Defense sector earnings: RTX, Thales and Northrop Grumman

Tuesday’s session will be partly marked by a concentration of earnings releases from most of the largest companies in the defense sector, with reports from U.S. industry leaders dominating. Today, Northrop Grumman, RTX, and France’s Thales will publish their results.

On Thursday, the earnings season will be complemented by Safran, SAAB, Dassault, and Lockheed Martin.

Thales (HO.FR)

The French industry heavyweight reported mixed first-quarter results, causing the company’s share price to fall by more than 4%.

Orders:

  • Overall, orders increased by 23%, with organic growth of 27%. Growth was concentrated mainly in developed markets: 31% versus 10% in emerging markets.
  • All of the increase in orders came from the “defense” segment, which grew by 71%. The “cyber” and “aerospace” segments recorded slight declines.
  • Sales rose to EUR 5.31bn, up 7.2%.

Management reaffirmed its targets:

  • Book-to-bill ratio above 1,
  • Organic sales growth of 6–7%,
  • EBITDA margin of at least 12.6%.

Valuation support may come from large contracts for orbital equipment as well as air and missile defense systems—equipment categories Europe may urgently need amid growing uncertainty over U.S. commitments to NATO.

RTX (RTX.US)

RTX Corp. reported Q1 2026 results that the market viewed as merely decent.

  • Sales rose to USD 22.1bn (+9% YoY).
  • Order backlog increased to USD 271bn (+25%).
  • Adjusted EPS rose by 21% to USD 1.78, versus expectations of around USD 1.5.

Breaking the company down by segment:

  • Sales and profitability growth were very similar across business units. Raytheon, Pratt & Whitney, and Collins Aerospace delivered 10% organic sales growth, and adjusted profit growth exceeded 20%
  • Except at Collins, where profitability increased by only 6%. The company attributes this to a high exposure to the civilian segment and pricing pressure resulting from tariffs.

Management raised its FY2026 sales guidance to USD 92.5–93.5bn, with expected adjusted EPS of USD 6.7–6.9 and FCF of USD 8.25–8.75bn.

The company appears to be benefiting from several structural trends in the military equipment market and is well positioned to capitalize on them. This creates meaningful upside potential, and under current conditions the annual targets seem moderate and achievable.

Northrop Grumman (NOC.US)

The company reported mixed results, but overall investor sentiment following the release is moderately negative. The stock is down about 2% in after-hours trading.
Sales came in weak:

  • Overall growth was only 4%, to USD 9.8bn.
  • Despite this, the company maintained its full-year sales guidance of at least USD 43.5bn.
  • Profitability was much better: the average margin increased from 6% to 10.8%.

Beyond financial guidance, Management points to:

  • Aligning the company’s portfolio with new U.S. Department of Defense plans,
  • Accelerating B-21 aircraft production
  • Speeding up the ramp-up of the Sentinel program.

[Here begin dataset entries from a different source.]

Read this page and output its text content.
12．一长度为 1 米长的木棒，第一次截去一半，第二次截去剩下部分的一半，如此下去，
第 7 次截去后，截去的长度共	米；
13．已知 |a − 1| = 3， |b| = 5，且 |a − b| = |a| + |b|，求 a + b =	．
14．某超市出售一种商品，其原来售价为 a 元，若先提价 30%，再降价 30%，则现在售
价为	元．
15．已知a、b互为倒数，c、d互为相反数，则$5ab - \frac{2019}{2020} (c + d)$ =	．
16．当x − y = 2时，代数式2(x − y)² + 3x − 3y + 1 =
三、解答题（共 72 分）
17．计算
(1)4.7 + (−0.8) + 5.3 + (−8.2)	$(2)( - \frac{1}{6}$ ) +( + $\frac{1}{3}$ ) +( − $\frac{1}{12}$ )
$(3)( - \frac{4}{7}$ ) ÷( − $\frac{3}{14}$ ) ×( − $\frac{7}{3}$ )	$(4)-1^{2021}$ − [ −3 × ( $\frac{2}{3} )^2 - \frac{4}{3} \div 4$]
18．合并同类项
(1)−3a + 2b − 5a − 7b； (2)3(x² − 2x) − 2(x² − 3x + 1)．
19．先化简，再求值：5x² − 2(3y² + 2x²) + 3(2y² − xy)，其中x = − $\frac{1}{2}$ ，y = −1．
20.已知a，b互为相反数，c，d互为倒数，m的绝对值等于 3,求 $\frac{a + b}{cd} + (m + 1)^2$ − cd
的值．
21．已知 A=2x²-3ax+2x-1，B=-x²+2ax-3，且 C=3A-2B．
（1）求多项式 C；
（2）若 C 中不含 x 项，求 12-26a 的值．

Notable items in the report include large “inter-segment eliminations,” which rose significantly, and USD 280m of expenditures (not costs) in the “Other” line. The former can be explained by the aforementioned portfolio adjustment, although the magnitude of the change may raise concerns. The latter figure remains unclear and could be linked to revaluations, contractual penalties, classified projects, or employee benefits.

Ultimately, during the conference call, Northrop appears to be asking investors for the benefit of the doubt—who, judging by the market reaction, seem willing to grant it only to a limited extent.